Does the event MPM work on Windows? Or is Apache on Windows still
limited to the winnt MPM? If so, doesn't this leave Apache on Windows
/far /behind other platforms when it comes to threads required for a
given load?
I guess it doesn't matter *that* much until the event MPM and mod_ssl
work out their differences such that one can reduce the threads required
when HTTPS is used. For those who use a lot of HTTPS, the event MPM
doesn't seem to buy one anything for now, right?
On 2/21/2012 1:00 AM, William A. Rowe Jr. wrote:
On 2/20/2012 8:04 AM, Jess Holle wrote:
Ok, issues with all mod_ssl would be a big problem.

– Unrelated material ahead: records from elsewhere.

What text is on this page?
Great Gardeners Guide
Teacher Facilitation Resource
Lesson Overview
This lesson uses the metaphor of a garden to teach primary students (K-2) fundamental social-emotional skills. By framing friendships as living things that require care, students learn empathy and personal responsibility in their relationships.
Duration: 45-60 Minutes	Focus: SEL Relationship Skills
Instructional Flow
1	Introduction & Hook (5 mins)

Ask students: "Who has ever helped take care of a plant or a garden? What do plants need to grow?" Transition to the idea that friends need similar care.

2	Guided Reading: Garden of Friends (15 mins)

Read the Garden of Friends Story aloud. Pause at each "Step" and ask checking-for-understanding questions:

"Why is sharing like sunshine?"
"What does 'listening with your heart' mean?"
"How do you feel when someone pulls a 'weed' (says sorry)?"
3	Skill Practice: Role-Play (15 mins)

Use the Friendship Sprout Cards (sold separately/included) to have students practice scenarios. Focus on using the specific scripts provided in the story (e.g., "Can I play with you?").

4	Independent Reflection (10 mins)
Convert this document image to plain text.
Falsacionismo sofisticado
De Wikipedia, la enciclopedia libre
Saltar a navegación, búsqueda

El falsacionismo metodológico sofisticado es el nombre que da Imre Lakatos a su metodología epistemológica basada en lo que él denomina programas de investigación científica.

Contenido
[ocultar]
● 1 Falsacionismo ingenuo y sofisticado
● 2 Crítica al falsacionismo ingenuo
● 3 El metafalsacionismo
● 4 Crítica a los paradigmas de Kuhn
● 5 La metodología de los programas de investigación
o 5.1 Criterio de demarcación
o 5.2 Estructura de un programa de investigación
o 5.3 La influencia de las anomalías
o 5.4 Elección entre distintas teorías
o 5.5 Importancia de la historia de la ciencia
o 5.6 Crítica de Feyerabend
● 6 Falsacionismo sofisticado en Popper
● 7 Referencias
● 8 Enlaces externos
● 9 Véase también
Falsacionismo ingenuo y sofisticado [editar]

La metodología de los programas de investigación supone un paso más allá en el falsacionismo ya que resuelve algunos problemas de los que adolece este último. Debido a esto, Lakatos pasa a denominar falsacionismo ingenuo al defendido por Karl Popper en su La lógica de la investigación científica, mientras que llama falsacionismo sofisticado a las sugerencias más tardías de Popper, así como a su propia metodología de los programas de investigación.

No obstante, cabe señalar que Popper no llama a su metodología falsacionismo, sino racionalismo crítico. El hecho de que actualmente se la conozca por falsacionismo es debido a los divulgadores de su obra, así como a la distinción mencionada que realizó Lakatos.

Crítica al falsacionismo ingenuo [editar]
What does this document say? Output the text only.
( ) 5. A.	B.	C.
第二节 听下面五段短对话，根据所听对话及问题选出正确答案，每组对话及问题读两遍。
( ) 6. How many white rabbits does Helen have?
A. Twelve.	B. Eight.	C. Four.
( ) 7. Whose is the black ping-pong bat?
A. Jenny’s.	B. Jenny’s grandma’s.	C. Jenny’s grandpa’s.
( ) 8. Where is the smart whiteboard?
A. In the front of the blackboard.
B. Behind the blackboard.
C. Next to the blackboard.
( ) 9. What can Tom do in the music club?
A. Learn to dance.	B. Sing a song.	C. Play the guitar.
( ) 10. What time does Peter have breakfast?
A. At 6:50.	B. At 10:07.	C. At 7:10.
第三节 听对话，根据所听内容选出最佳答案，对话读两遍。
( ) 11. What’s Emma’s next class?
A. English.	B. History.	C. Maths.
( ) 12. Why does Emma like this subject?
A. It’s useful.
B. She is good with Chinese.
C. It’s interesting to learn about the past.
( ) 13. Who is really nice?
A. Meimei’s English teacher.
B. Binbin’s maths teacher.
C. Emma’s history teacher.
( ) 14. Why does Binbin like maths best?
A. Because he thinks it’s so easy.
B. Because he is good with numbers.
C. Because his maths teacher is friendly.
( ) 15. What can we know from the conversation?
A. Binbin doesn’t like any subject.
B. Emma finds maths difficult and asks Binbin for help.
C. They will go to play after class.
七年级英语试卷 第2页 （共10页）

If you needed to do DisableWin32AcceptEx, though, then something was already
not quite right.
What you mean by "mod_ssl on a port", though? You just mean running an HTTPS
listener right?
Precisely. mod_ssl does not interact well (expects its bucket read to be
blocking) against the incomplete response created by a 'data-less' AcceptEx
or accept(). There are a ton of weird variations in which blocking states
are inherited from a listening socket to an AcceptEx socket vs an accept
socket on Windows. That's where the problem is, and those in a position
to debug hadn't hit on this state (and the fact that the timing has to be
very fast means that it isn't easily reproduced in a debug environment).
Most modules won't care. As Steffan points out, most non-ssl modules don't
care either. mod_ssl freaks out, but we can't exactly put the blame on
mod_ssl when it explicitly demanded a blocking response.